Three verbs are used by a call agent to manage the connection to a media gateway endpoint.
- CRCX: Create Connection
- DLCX: Delete Connection. This command may also be issued by an endpoint to terminate a connection.
- MDCX: Modify Connection. This command is used to alter operating characteristics of the connection, e.g. speech encoders, muting, half-duplex/full-duplex state and others.

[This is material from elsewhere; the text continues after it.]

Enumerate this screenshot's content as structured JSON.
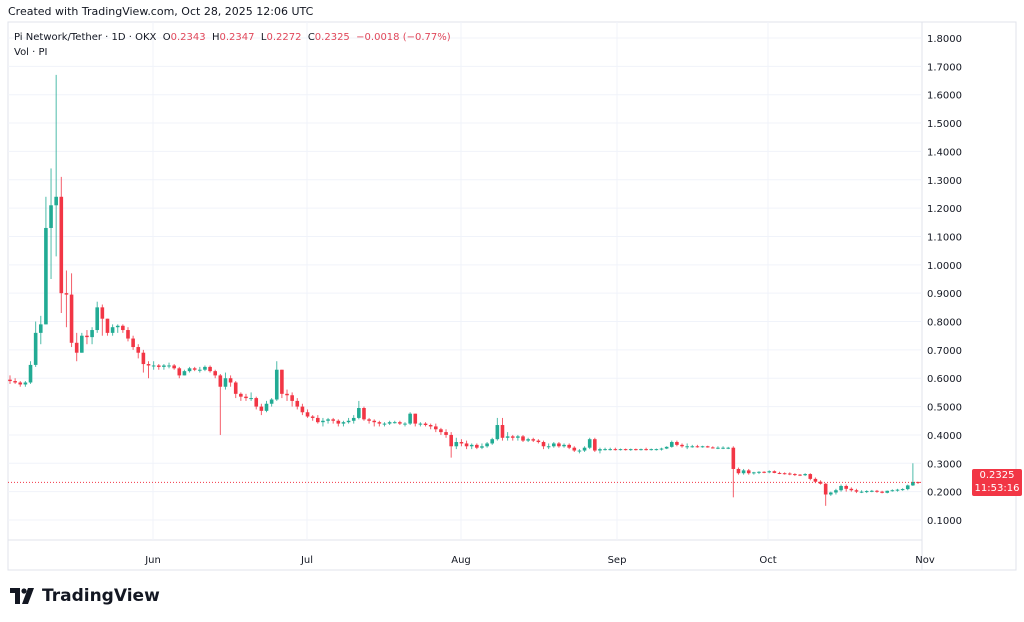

One verb is used by a call agent to request notification of events occurring at the endpoint, and to apply signals to the connected PSTN network link, or to a connected telephony endpoint, e.g., a telephone.
- RQNT: Request for Notification

One verb is used by an endpoint to indicate to the call agent that it has detected an event for which the call agent had previously requested notification with the RQNT command:
- NTFY: Notify

One verb is used by a call agent to modify coding characteristics expected by the line side of the endpoint:
- EPCF: Endpoint Configuration

One verb is used by an endpoint to indicate to the call agent that it is in the process of restarting:
- RSIP: Restart In Progress

==Standards documents==
- – Media Gateway Control Protocol (MGCP) Version 1.0 (this supersedes RFC 2705)
- – Basic Media Gateway Control Protocol (MGCP) Packages (informational)
- – Media Gateway Control Protocol (MGCP) Return Code Usage
- – MGCP CAS Packages
- – MGCP Business Phone Packages
- – Media Gateway Control Protocol (MGCP) Redirect and Reset Package
- – Media Gateway Control Protocol (MGCP) Lockstep State Reporting Mechanism (informational)
- – Media Gateway Control Protocol Architecture and Requirements
- – Proposal for an MGCP Advanced Audio Package

==Megaco==
Another implementation of the media gateway control protocol architecture is the H.248/Megaco protocol, a collaboration of the Internet Engineering Task Force (RFC 3525) and the International Telecommunication Union (Recommendation H.248.1). Both protocols follow the guidelines of the overlying media gateway control protocol architecture, as described in RFC 2805. However, the protocols are incompatible due to differences in protocol syntax and underlying connection model.